Buitenland 6 mei 1999

Van Dam: Europees Parlement toont zich van zijn slechtste kant

'Straatsburg' wijst salarisvoorstel af

Van onze buitenlandredactie
STRAATSBURG – „Bij een meerderheid is blijkbaar niet de politieke wil aanwezig om schoon schip te maken. Dat vind ik zeer teleustellend.” Zo reageert mr. R. van Dam (SGP/GPV/RPF) op de afwijzende beslissing van het Europees Parlement ten aanzien van een voorstel voor een nieuwe en soberder salaris- en onkostenregeling voor de leden van die instelling.

„Na alle grote woorden in de richting van de Europese Commissie was dit een testcase voor het Parlement of het bereid is ook in de eigen tuin te wieden. Helaas blijkt dat niet het geval te zijn. Onze fractie beschouwt dit als een gemiste kans. Het Parlement heeft zich van zijn slechtste kant getoond. Dit zal de animo onder de kiezers om in juni te gaan stemmen niet vergroten”, aldus Van Dam.

Onderhandelingen
Met 376 stemmen tegen, 140 voor en 31 onthoudingen verwierp 'Straatsburg' gisteren het ontwerpstatuut dat bepalingen bevat omtrent de rechtspositie van de vertegenwoordigers van de Europese burgers. De tegenstanders hadden vooral moeite met de wijzigingen die de ministers van de vijftien lidstaten vorige week aanbrachten in de oorspronkelijke plannen van het Parlement zelf op dit terrein.

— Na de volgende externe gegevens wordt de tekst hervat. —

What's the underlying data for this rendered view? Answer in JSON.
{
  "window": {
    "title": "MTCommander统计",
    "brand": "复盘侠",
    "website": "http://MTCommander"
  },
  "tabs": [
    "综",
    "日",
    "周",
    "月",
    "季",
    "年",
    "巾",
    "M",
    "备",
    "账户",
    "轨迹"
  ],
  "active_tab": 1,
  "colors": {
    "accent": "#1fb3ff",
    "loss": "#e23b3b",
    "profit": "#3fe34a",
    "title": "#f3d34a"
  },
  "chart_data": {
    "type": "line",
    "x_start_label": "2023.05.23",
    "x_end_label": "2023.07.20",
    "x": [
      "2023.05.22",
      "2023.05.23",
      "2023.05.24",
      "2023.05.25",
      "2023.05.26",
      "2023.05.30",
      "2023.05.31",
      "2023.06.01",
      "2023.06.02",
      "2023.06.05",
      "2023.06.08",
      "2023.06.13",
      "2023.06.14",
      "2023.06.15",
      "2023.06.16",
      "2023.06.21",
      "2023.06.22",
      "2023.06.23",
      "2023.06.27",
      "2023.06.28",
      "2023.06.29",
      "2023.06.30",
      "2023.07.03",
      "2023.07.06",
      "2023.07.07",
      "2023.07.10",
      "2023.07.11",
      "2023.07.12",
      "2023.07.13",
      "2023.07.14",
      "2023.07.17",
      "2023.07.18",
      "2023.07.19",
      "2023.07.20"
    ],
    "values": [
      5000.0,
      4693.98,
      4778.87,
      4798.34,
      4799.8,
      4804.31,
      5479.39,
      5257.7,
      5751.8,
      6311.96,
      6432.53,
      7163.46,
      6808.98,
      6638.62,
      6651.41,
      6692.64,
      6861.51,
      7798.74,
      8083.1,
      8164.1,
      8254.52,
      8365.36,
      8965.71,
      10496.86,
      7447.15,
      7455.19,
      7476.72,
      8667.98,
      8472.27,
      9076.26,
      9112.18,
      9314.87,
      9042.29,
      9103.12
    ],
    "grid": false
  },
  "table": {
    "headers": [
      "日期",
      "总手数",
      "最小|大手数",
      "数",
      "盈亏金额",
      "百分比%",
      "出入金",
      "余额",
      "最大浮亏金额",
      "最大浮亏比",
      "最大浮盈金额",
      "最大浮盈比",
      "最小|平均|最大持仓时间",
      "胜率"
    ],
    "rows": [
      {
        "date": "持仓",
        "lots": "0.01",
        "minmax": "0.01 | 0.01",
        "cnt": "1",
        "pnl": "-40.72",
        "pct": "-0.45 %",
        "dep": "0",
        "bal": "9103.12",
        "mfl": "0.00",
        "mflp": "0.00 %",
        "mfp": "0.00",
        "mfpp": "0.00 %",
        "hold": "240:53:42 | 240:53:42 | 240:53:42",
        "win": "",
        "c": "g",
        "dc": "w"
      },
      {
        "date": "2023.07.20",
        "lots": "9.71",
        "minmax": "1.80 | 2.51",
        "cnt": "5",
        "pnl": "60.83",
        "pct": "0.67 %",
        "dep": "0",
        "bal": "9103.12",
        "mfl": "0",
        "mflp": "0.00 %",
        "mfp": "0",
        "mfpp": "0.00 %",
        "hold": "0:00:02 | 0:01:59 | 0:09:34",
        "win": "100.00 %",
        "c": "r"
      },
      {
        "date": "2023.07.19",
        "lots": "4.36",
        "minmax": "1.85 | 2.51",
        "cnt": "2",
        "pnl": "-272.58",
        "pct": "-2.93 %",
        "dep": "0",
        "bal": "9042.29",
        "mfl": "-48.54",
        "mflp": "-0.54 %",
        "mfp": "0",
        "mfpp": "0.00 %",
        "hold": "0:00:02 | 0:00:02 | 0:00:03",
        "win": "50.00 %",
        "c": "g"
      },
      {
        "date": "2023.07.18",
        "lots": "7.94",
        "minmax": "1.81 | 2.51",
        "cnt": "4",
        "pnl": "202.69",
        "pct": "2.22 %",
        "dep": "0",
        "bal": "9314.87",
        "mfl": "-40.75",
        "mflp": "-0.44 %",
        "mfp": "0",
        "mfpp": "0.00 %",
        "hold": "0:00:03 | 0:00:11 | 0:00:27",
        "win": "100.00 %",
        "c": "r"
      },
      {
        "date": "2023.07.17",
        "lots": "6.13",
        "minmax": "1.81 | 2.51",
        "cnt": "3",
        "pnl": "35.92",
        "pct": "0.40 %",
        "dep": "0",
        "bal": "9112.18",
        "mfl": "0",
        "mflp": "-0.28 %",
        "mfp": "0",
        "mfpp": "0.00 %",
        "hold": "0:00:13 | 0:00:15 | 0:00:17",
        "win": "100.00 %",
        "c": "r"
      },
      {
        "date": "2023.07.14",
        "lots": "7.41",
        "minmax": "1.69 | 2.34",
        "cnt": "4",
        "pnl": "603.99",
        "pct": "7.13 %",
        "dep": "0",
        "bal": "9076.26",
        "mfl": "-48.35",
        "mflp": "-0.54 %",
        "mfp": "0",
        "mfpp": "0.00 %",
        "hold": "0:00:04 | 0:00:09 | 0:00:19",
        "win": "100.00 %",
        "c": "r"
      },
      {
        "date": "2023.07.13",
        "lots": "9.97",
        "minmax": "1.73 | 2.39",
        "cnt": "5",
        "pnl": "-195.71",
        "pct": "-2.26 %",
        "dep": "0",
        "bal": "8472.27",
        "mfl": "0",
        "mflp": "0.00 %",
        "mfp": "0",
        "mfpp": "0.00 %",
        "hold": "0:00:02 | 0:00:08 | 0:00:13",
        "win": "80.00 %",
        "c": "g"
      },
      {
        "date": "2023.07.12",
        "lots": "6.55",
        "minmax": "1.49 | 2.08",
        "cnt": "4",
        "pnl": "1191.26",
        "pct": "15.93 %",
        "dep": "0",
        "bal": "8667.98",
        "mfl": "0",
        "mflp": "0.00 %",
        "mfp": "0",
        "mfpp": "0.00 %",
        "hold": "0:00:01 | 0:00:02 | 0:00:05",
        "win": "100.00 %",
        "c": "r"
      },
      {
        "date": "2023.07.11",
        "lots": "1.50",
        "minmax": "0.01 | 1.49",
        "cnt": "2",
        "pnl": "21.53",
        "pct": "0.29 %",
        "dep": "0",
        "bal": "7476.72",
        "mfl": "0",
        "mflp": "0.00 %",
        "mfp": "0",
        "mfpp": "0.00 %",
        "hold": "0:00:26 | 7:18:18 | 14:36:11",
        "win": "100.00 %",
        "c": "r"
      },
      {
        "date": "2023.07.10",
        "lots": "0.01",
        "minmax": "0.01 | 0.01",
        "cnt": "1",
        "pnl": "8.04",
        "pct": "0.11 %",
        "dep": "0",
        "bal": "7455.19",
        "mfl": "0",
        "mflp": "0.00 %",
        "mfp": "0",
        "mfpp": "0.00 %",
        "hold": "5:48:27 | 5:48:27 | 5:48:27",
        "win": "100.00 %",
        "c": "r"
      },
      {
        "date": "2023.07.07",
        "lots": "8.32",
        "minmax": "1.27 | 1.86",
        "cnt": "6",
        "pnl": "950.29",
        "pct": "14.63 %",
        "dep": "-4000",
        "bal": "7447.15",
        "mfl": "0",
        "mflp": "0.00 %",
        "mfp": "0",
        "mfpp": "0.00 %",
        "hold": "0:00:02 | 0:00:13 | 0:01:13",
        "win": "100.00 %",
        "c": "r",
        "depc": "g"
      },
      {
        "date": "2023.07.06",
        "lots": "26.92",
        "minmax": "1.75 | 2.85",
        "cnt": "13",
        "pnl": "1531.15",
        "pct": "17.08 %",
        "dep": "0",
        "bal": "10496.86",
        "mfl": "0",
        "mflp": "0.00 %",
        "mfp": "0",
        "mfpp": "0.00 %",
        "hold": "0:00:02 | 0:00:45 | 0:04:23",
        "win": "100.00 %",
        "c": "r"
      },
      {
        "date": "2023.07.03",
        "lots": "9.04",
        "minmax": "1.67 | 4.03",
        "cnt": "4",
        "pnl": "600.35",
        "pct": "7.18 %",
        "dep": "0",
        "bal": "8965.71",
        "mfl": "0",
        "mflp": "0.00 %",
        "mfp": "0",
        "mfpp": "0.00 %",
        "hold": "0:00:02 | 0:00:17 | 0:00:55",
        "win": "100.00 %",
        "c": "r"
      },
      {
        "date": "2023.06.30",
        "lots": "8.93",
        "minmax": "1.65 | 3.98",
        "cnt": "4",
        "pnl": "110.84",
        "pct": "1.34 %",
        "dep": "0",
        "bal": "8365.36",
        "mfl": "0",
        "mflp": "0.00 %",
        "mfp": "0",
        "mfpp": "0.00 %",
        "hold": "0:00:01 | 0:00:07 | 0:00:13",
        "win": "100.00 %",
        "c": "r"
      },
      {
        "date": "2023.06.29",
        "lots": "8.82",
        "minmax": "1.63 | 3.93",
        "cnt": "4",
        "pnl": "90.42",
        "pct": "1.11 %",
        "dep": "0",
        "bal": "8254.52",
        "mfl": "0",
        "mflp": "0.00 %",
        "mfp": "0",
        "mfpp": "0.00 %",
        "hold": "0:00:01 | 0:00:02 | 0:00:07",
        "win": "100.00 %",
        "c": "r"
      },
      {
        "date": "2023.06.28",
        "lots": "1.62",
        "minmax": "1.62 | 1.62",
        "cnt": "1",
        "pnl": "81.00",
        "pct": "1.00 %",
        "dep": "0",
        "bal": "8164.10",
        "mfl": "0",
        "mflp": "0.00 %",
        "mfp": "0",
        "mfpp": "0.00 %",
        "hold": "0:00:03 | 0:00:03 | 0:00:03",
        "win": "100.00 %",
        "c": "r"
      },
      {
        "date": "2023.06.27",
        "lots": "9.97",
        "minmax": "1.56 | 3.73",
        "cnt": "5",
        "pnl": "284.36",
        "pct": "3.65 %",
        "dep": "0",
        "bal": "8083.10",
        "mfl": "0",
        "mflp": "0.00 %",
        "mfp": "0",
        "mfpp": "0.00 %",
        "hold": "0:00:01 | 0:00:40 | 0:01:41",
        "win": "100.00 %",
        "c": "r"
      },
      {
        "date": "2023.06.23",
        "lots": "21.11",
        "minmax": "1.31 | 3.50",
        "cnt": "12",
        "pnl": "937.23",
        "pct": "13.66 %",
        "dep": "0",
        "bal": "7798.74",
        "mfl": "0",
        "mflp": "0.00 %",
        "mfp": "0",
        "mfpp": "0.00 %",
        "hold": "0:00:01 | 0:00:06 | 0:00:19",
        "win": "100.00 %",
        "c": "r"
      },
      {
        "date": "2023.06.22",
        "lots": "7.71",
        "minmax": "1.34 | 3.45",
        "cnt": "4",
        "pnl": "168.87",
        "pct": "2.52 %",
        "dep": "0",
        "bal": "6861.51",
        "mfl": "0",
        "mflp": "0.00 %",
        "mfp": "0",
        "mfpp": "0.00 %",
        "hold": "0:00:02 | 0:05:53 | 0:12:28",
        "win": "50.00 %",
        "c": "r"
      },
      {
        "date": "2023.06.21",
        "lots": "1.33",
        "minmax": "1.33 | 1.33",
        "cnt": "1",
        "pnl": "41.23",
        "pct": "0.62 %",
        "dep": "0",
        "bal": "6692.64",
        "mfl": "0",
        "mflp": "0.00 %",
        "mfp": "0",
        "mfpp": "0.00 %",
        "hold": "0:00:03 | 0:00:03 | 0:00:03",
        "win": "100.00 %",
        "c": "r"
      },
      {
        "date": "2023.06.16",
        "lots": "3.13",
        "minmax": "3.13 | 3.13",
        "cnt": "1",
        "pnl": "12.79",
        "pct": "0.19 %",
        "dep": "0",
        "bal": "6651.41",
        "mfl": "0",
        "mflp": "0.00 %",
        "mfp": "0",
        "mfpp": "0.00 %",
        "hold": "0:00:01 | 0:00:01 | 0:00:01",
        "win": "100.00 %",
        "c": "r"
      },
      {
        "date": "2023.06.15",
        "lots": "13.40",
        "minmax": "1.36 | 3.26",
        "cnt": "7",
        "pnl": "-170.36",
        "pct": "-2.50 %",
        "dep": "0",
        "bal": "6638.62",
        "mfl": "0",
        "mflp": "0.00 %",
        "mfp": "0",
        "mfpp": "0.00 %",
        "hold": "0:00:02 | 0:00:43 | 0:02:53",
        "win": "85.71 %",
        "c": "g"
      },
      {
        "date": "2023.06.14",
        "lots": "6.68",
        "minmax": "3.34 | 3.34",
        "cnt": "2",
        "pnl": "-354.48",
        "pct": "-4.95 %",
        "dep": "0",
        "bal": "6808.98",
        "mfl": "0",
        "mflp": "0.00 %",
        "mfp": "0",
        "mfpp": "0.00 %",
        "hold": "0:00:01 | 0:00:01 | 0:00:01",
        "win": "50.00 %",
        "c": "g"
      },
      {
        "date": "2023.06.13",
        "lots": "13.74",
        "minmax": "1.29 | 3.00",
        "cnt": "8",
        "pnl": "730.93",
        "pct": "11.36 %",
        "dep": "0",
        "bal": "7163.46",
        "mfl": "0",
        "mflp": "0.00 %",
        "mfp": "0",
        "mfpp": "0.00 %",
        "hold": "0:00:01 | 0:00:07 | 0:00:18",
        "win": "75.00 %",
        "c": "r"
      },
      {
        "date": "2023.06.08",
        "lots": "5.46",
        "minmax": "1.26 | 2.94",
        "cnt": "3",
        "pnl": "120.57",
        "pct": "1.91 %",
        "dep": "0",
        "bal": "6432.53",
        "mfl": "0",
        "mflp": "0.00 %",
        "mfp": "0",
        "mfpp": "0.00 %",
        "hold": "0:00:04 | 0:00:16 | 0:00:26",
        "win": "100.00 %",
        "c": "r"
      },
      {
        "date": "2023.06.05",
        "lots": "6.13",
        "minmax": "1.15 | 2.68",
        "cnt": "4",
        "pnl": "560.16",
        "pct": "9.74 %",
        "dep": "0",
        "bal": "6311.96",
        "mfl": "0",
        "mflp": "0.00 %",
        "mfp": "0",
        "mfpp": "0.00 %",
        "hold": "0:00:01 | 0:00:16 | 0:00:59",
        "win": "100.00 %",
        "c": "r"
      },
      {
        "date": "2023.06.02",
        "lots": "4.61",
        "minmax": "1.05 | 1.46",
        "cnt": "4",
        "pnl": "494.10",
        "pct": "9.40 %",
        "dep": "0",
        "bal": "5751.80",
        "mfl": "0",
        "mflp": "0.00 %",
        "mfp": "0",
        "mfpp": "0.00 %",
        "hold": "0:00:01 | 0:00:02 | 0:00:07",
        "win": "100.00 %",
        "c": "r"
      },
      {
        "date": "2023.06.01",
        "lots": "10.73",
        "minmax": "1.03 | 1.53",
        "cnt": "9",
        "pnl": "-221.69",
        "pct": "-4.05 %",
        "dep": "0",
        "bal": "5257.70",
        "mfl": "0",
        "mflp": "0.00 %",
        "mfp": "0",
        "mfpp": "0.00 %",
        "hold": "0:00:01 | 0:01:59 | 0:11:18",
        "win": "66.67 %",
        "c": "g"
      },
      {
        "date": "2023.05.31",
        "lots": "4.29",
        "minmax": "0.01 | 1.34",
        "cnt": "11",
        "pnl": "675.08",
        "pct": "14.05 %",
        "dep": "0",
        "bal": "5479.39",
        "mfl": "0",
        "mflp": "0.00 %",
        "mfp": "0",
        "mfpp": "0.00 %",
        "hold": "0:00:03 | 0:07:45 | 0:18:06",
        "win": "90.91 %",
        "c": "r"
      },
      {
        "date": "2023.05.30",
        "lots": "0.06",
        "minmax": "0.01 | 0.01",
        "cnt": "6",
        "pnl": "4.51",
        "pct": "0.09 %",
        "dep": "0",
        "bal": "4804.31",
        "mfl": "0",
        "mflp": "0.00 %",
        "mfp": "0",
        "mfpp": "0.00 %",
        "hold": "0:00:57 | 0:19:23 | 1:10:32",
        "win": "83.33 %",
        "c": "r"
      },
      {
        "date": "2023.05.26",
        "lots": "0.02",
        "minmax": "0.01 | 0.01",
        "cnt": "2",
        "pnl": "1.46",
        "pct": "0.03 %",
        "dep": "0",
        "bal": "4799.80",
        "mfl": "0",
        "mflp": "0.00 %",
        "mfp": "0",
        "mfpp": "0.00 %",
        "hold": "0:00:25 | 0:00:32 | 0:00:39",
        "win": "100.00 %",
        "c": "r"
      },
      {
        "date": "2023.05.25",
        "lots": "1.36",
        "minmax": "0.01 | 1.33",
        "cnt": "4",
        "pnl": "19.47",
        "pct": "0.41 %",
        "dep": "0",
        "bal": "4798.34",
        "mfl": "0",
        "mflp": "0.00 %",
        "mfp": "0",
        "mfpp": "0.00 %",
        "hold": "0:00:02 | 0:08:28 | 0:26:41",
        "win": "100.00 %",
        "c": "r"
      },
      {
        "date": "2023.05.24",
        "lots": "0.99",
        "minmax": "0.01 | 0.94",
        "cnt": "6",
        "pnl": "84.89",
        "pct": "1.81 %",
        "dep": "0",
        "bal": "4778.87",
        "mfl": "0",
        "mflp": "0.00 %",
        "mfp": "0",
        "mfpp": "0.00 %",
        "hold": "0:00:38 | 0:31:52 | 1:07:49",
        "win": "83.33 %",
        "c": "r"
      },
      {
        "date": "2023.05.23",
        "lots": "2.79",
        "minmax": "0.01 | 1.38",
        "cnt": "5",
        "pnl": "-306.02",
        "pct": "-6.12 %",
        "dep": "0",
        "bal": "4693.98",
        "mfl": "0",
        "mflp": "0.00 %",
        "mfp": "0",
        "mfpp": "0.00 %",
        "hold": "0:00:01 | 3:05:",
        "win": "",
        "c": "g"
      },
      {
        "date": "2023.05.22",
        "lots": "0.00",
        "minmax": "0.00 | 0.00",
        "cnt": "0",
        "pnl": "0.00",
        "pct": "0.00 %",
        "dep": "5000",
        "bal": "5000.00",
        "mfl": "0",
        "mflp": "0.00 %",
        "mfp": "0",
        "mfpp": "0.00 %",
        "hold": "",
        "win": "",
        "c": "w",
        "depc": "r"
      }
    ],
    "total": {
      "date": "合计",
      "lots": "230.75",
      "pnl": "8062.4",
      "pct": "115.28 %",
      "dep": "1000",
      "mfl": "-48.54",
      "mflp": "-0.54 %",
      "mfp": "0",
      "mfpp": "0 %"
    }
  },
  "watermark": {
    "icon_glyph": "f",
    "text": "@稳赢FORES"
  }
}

Onder de grote partijen velden de sociaal-democraten en de christen-democraten in meerderheid een afwijzend oordeel, terwijl de liberalen en de 'groenen' hun instemming betuigden. De zeven PvdA'ers namen binnen het kamp van hun politieke geestverwanten een afwijkend standpunt in. Zij vonden het onaanvaardbaar de invoering van de beoogde voorschriften op de lange baan te schuiven en gingen, ondanks kritische kanttekeningen, akkoord.

„Een grauwe dag voor het hele Parlement”, meent PvdA-delegatieleidster mevrouw D'Ancona. „Na 5 jaar ben ik het goed beu om almaar over dit soort dingen te moeten praten. Er zijn belangrijker kwesties, zoals Kosovo en de vluchtelingen.”

Van de zijde van de regering in Den Haag zegt staatssecretaris Benschop (Buitenlandse Zaken) teleurgesteld te zijn over de gang van zaken. Hij noemt het pijnlijk dat niet alle Nederlandse europarlementariërs de regeling hebben gesteund. Mevrouw Maij-Weggen (CDA), een van de tegenstemmers, denkt dat ze het de kiezer best kan uitleggen. „Laat ik helder zijn: er is geen verschil van mening over de hoogte van het salaris, maar het voorstel bevatte te veel onduidelijkheden, vooral over de secundaire arbeidsvoorwaarden.”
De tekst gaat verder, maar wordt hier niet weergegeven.